Recall that the original purpose here was to examine how scientific communication had failed and what to do about it. Planet3.0 is the result of that thinking. It’s my attempt not only to do something about it, but to encourage others to do something about it as well.
Trying to be both editor and reporter at a site with at least the intent of reaching a broader audience than this one has already been revealing. The nature of a site is, to some extent, as much about what it excludes as about what it includes. The blogger just writes whatever he pleases. The editor has to consider what will build the community and what will splinter it.
What’s more, for the first time ever, I have information on “background”; that is, a source really wanted to tell me something, on condition that I not explicitly tell the audience. It’s hard to explain why they would do that. I find it sort of weird, really. And now there is the question of whether to betray the source and my reputation, or to tell only half the story, or to let the story drop. This changes journalism from an exercise in nonfiction writing to an exercise in politics.
The editor’s temptation not to rile people is pretty palpable. I find myself suddenly inclined to “safe” stories. The key to making Planet3.0 work is to improve the quality of disagreement. So being a chickenshit won’t work.

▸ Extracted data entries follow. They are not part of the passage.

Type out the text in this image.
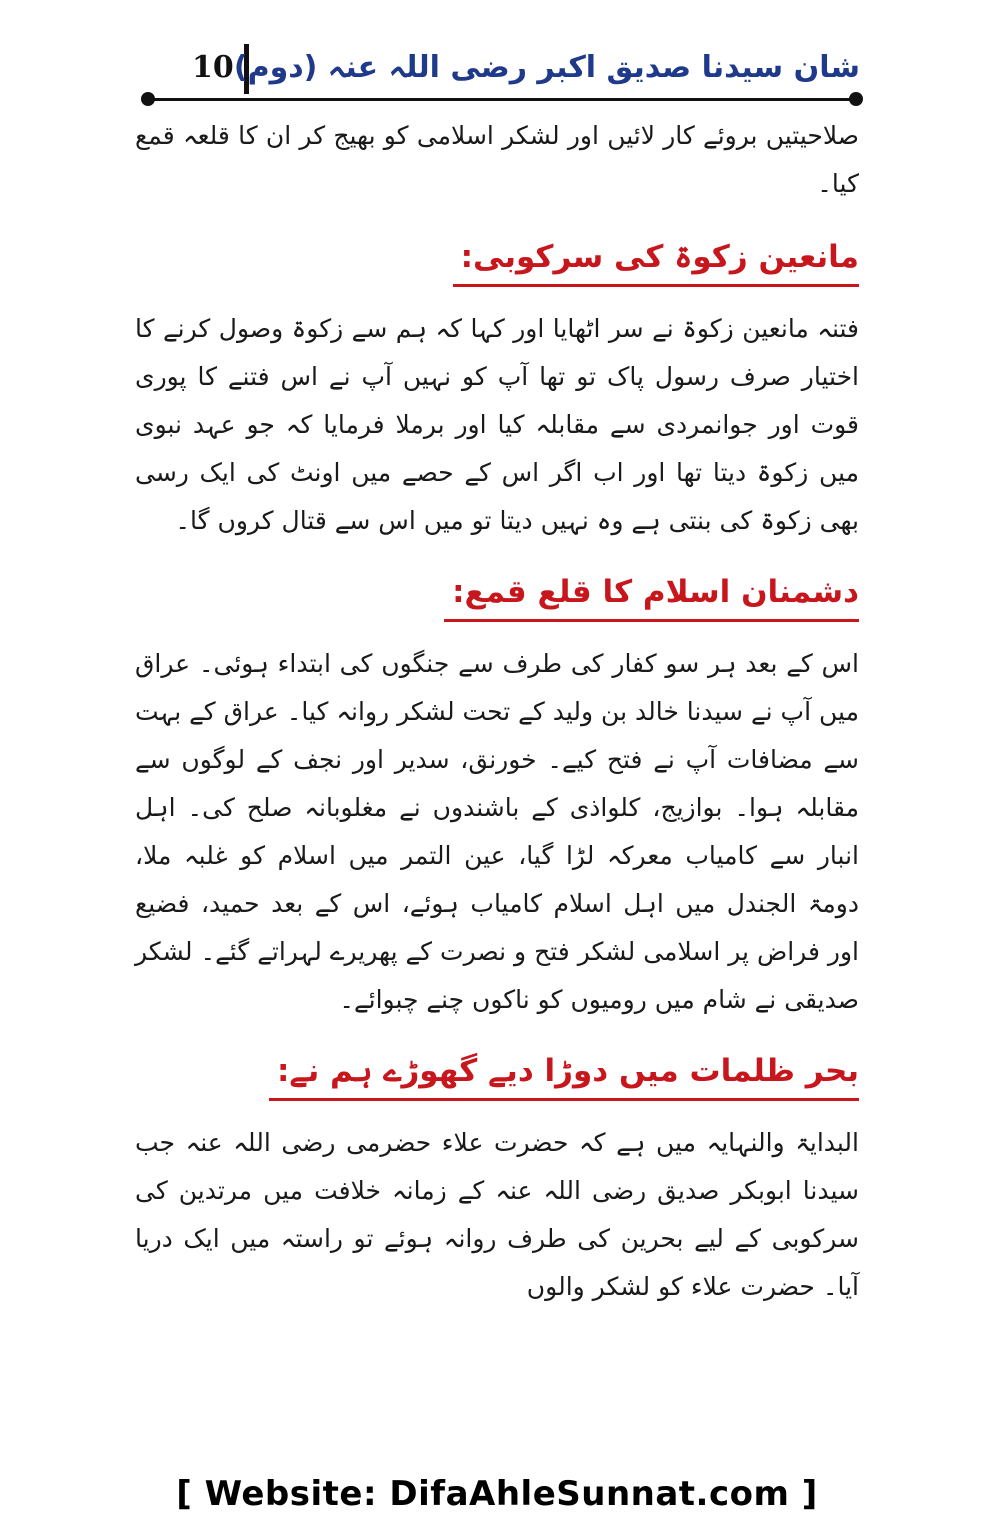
10 شان سیدنا صدیق اکبر رضی اللہ عنہ (دوم)

صلاحیتیں بروئے کار لائیں اور لشکر اسلامی کو بھیج کر ان کا قلعہ قمع کیا۔

مانعین زکوۃ کی سرکوبی:

فتنہ مانعین زکوۃ نے سر اٹھایا اور کہا کہ ہم سے زکوۃ وصول کرنے کا اختیار صرف رسول پاک تو تھا آپ کو نہیں آپ نے اس فتنے کا پوری قوت اور جوانمردی سے مقابلہ کیا اور برملا فرمایا کہ جو عہد نبوی میں زکوۃ دیتا تھا اور اب اگر اس کے حصے میں اونٹ کی ایک رسی بھی زکوۃ کی بنتی ہے وہ نہیں دیتا تو میں اس سے قتال کروں گا۔

دشمنان اسلام کا قلع قمع:

اس کے بعد ہر سو کفار کی طرف سے جنگوں کی ابتداء ہوئی۔ عراق میں آپ نے سیدنا خالد بن ولید کے تحت لشکر روانہ کیا۔ عراق کے بہت سے مضافات آپ نے فتح کیے۔ خورنق، سدیر اور نجف کے لوگوں سے مقابلہ ہوا۔ بوازیج، کلواذی کے باشندوں نے مغلوبانہ صلح کی۔ اہل انبار سے کامیاب معرکہ لڑا گیا، عین التمر میں اسلام کو غلبہ ملا، دومۃ الجندل میں اہل اسلام کامیاب ہوئے، اس کے بعد حمید، فضیع اور فراض پر اسلامی لشکر فتح و نصرت کے پھریرے لہراتے گئے۔ لشکر صدیقی نے شام میں رومیوں کو ناکوں چنے چبوائے۔

بحر ظلمات میں دوڑا دیے گھوڑے ہم نے:

البدایۃ والنہایہ میں ہے کہ حضرت علاء حضرمی رضی اللہ عنہ جب سیدنا ابوبکر صدیق رضی اللہ عنہ کے زمانہ خلافت میں مرتدین کی سرکوبی کے لیے بحرین کی طرف روانہ ہوئے تو راستہ میں ایک دریا آیا۔ حضرت علاء کو لشکر والوں

[ Website: DifaAhleSunnat.com ]
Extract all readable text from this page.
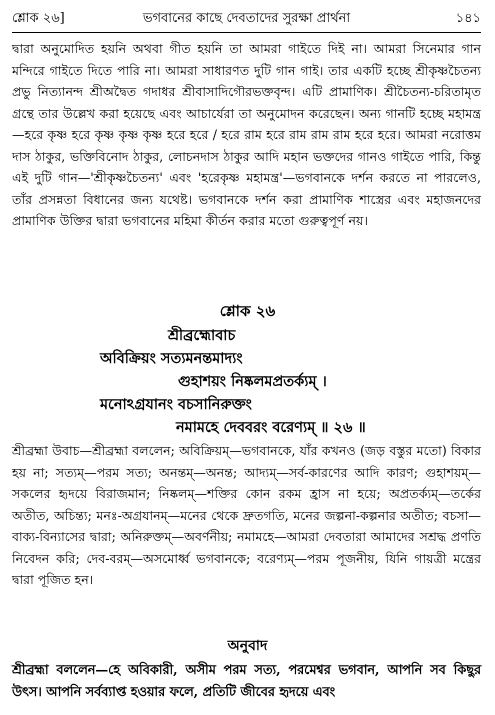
শ্লোক ২৬]	ভগবানের কাছে দেবতাদের সুরক্ষা প্রার্থনা	১৪১

দ্বারা অনুমোদিত হয়নি অথবা গীত হয়নি তা আমরা গাইতে দিই না। আমরা সিনেমার গান মন্দিরে গাইতে দিতে পারি না। আমরা সাধারণত দুটি গান গাই। তার একটি হচ্ছে শ্রীকৃষ্ণচৈতন্য প্রভু নিত্যানন্দ শ্রীঅদ্বৈত গদাধর শ্রীবাসাদিগৌরভক্তবৃন্দ। এটি প্রামাণিক। শ্রীচৈতন্য-চরিতামৃত গ্রন্থে তার উল্লেখ করা হয়েছে এবং আচার্যেরা তা অনুমোদন করেছেন। অন্য গানটি হচ্ছে মহামন্ত্র—হরে কৃষ্ণ হরে কৃষ্ণ কৃষ্ণ কৃষ্ণ হরে হরে / হরে রাম হরে রাম রাম রাম হরে হরে। আমরা নরোত্তম দাস ঠাকুর, ভক্তিবিনোদ ঠাকুর, লোচনদাস ঠাকুর আদি মহান ভক্তদের গানও গাইতে পারি, কিন্তু এই দুটি গান—'শ্রীকৃষ্ণচৈতন্য' এবং 'হরেকৃষ্ণ মহামন্ত্র'—ভগবানকে দর্শন করতে না পারলেও, তাঁর প্রসন্নতা বিধানের জন্য যথেষ্ট। ভগবানকে দর্শন করা প্রামাণিক শাস্ত্রের এবং মহাজনদের প্রামাণিক উক্তির দ্বারা ভগবানের মহিমা কীর্তন করার মতো গুরুত্বপূর্ণ নয়।

শ্লোক ২৬
শ্রীব্রহ্মোবাচ
অবিক্রিয়ং সত্যমনন্তমাদ্যং
গুহাশয়ং নিষ্কলমপ্রতর্ক্যম্ ।
মনোঽগ্রযানং বচসানিরুক্তং
নমামহে দেববরং বরেণ্যম্ ॥ ২৬ ॥

শ্রীব্রহ্মা উবাচ—শ্রীব্রহ্মা বললেন; অবিক্রিয়ম্—ভগবানকে, যাঁর কখনও (জড় বস্তুর মতো) বিকার হয় না; সত্যম্—পরম সত্য; অনন্তম্—অনন্ত; আদ্যম্—সর্ব-কারণের আদি কারণ; গুহাশয়ম্—সকলের হৃদয়ে বিরাজমান; নিষ্কলম্—শক্তির কোন রকম হ্রাস না হয়ে; অপ্রতর্ক্যম্—তর্কের অতীত, অচিন্ত্য; মনঃ-অগ্রযানম্—মনের থেকে দ্রুতগতি, মনের জল্পনা-কল্পনার অতীত; বচসা—বাক্য-বিন্যাসের দ্বারা; অনিরুক্তম্—অবর্ণনীয়; নমামহে—আমরা দেবতারা আমাদের সশ্রদ্ধ প্রণতি নিবেদন করি; দেব-বরম্—অসমোর্ধ্ব ভগবানকে; বরেণ্যম্—পরম পূজনীয়, যিনি গায়ত্রী মন্ত্রের দ্বারা পূজিত হন।

অনুবাদ

শ্রীব্রহ্মা বললেন—হে অবিকারী, অসীম পরম সত্য, পরমেশ্বর ভগবান, আপনি সব কিছুর উৎস। আপনি সর্বব্যাপ্ত হওয়ার ফলে, প্রতিটি জীবের হৃদয়ে এবং
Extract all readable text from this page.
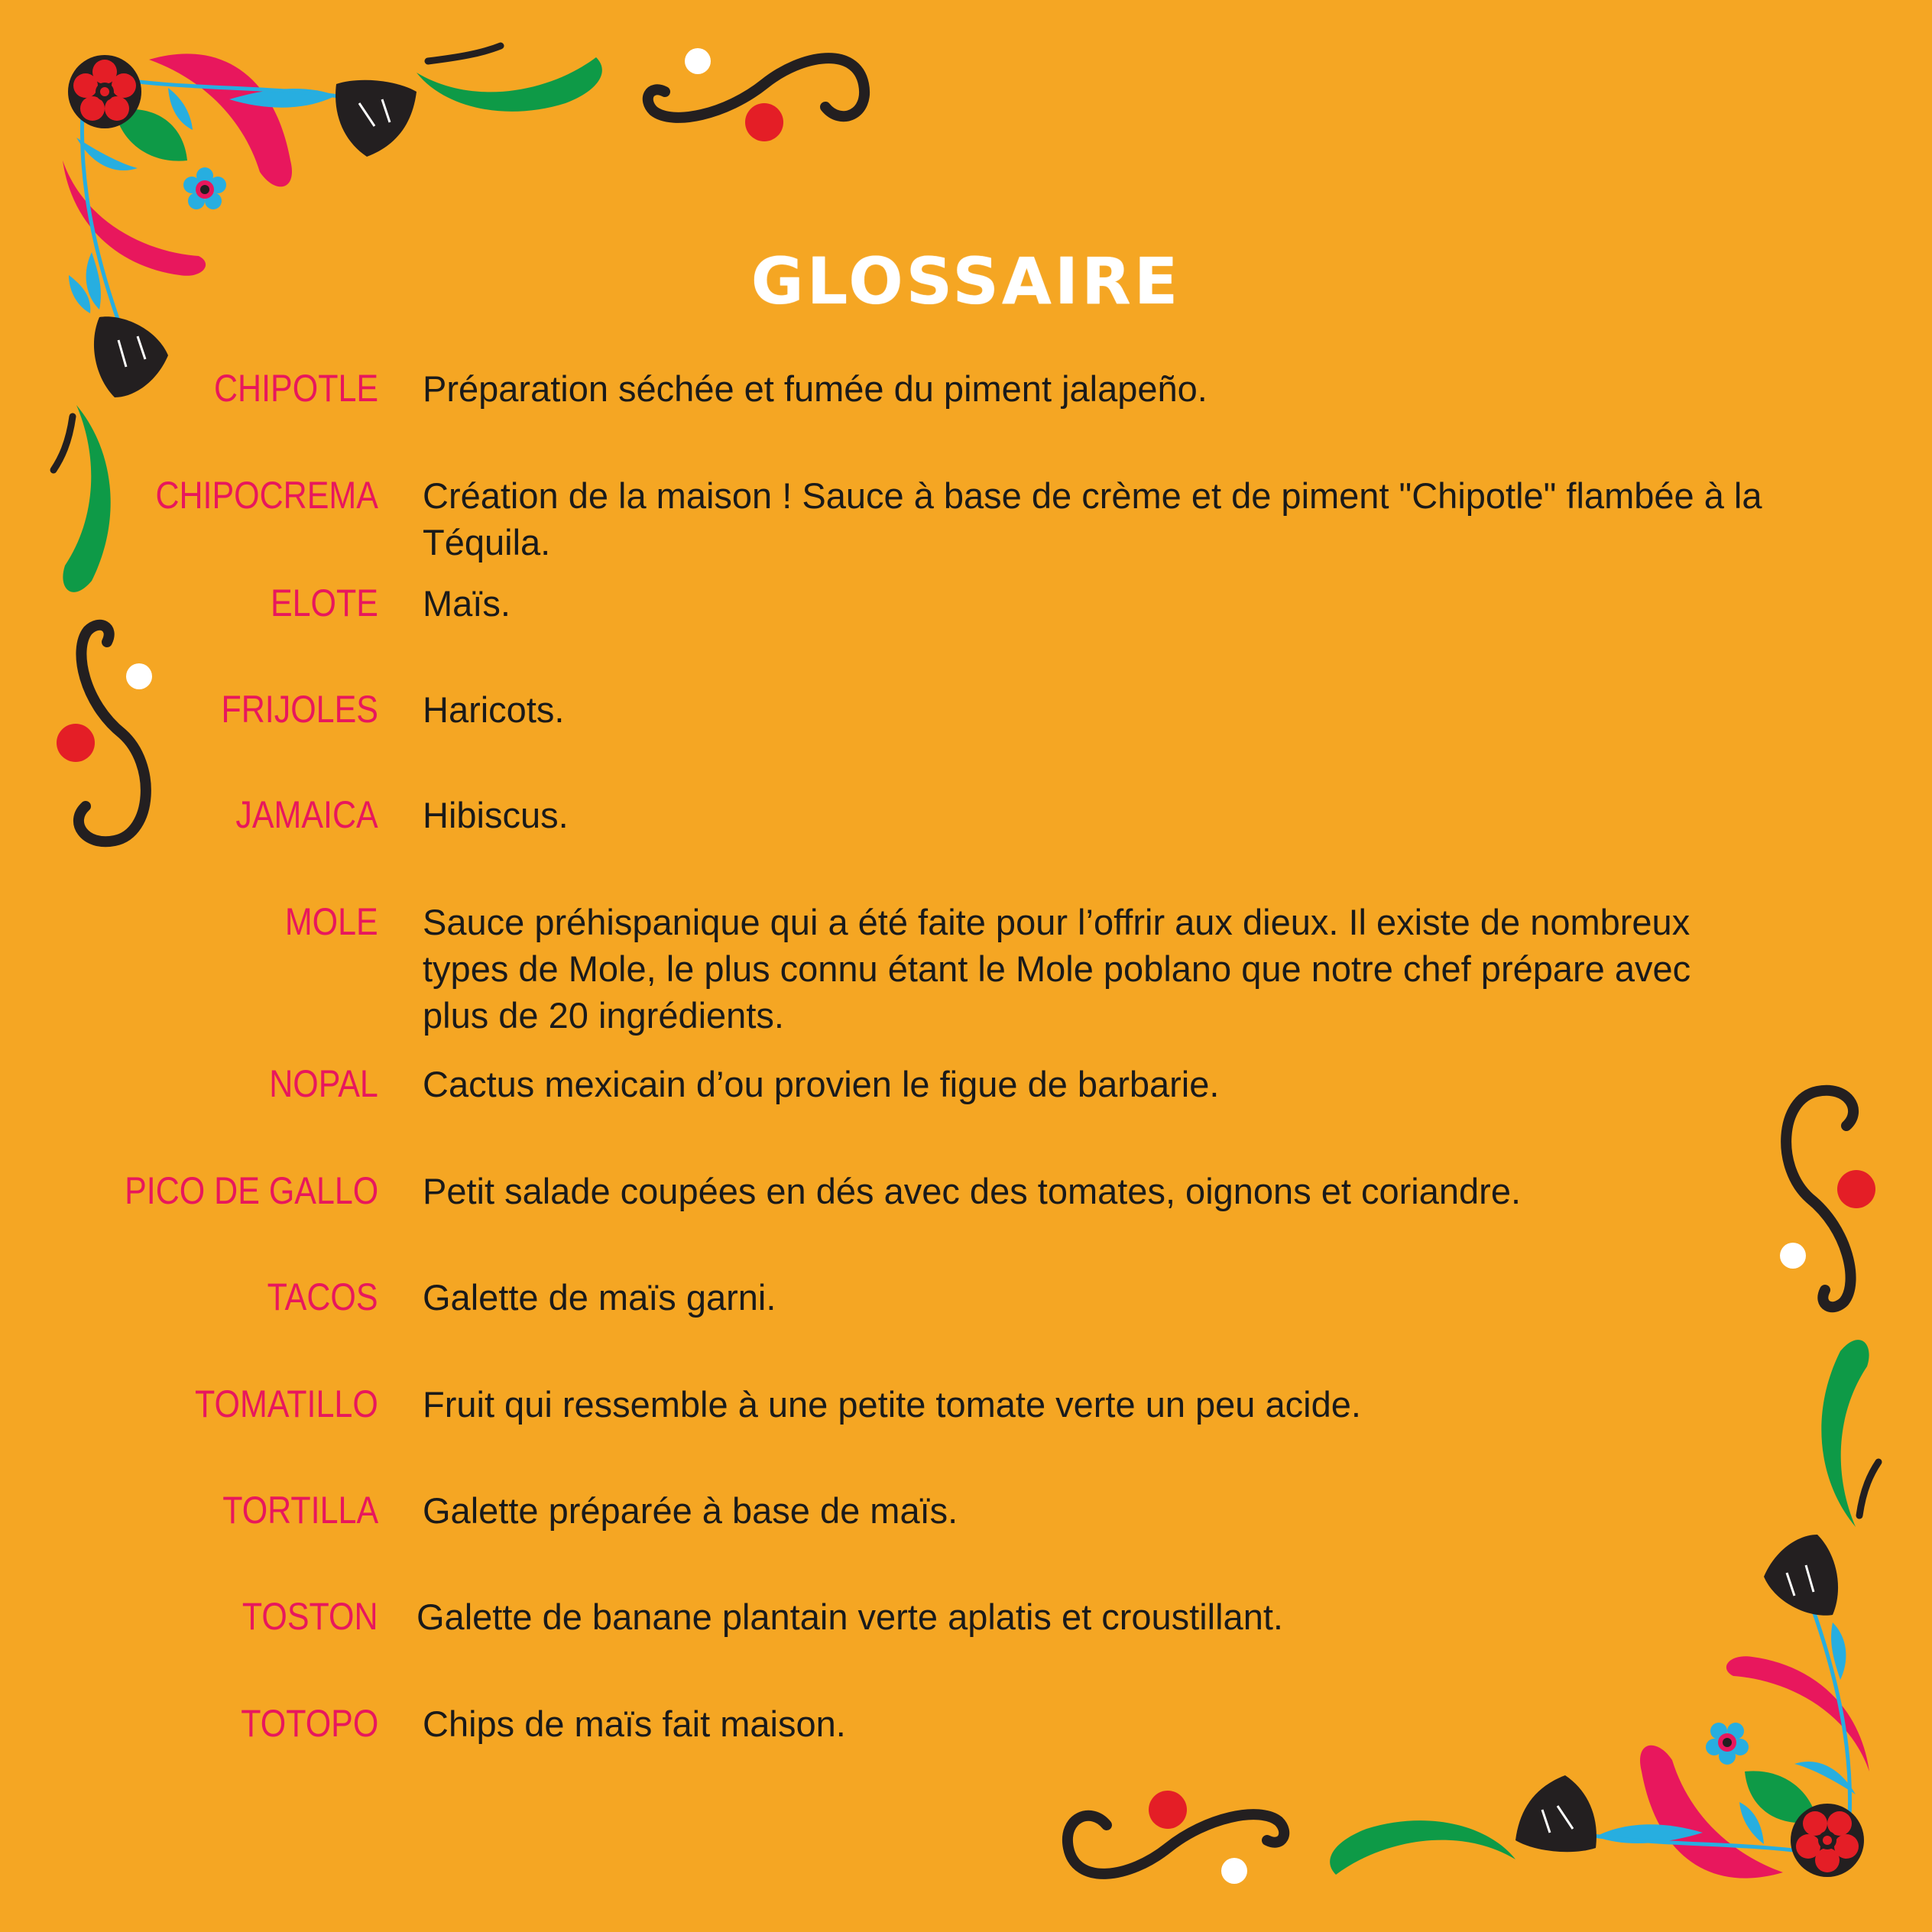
GLOSSAIRE
CHIPOTLE Préparation séchée et fumée du piment jalapeño.

CHIPOCREMA Création de la maison ! Sauce à base de crème et de piment "Chipotle" flambée à la Téquila.

ELOTE Maïs.

FRIJOLES Haricots.

JAMAICA Hibiscus.

MOLE Sauce préhispanique qui a été faite pour l’offrir aux dieux. Il existe de nombreux types de Mole, le plus connu étant le Mole poblano que notre chef prépare avec plus de 20 ingrédients.

NOPAL Cactus mexicain d’ou provien le figue de barbarie.

PICO DE GALLO Petit salade coupées en dés avec des tomates, oignons et coriandre.

TACOS Galette de maïs garni.

TOMATILLO Fruit qui ressemble à une petite tomate verte un peu acide.

TORTILLA Galette préparée à base de maïs.

TOSTON Galette de banane plantain verte aplatis et croustillant.

TOTOPO Chips de maïs fait maison.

On the other hand, I see plenty to criticize on both “sides”. This is also a problem! Criticizing mainstream science makes you a tool of the denial industry, and ultimately an instrument of the decline of civilization and the biosphere. Avoiding that is the whole point. Refusing to criticize it makes you a voice in a tame chorus, incapable of saying anything that isn’t explicitly in the interest
The point of view of the scientist is to advance the truth. It’s really hard under the circumstances when politics and science get tangled up. My guiding light will continue to be to get the maximum amount of truth visible to my intended audience. I think it may be the case that doing this will lose me more friends among my allies than it gains me respect among my enemies. This is a sign, I think, of how low we have sunk. I will have to brace myself for it.
Much as I do not want to give attention to the ridiculous obsessions of the bunkosphere, I also don’t think that making Planet3.0 into another also-ran pop science site is enough.
There are basically a bunch of approaches around today:
- tell everything that makes the future look scary, and nothing else
- tell everything that makes the people looking scared ridiculous, and nothing else
- tell all the above without choosing any of them
- science and engineering fandom, repeating press releases
- get into the thick of the policy, trivializing or ignoring science and engineering
If we’re going to get anywhere, we need to close the loop. The venue we need is not afraid to draw the big picture.
In It will continue as my base for half-baked speculations about economics and for introspection about how to make public communication work. News about the move will appear shortly.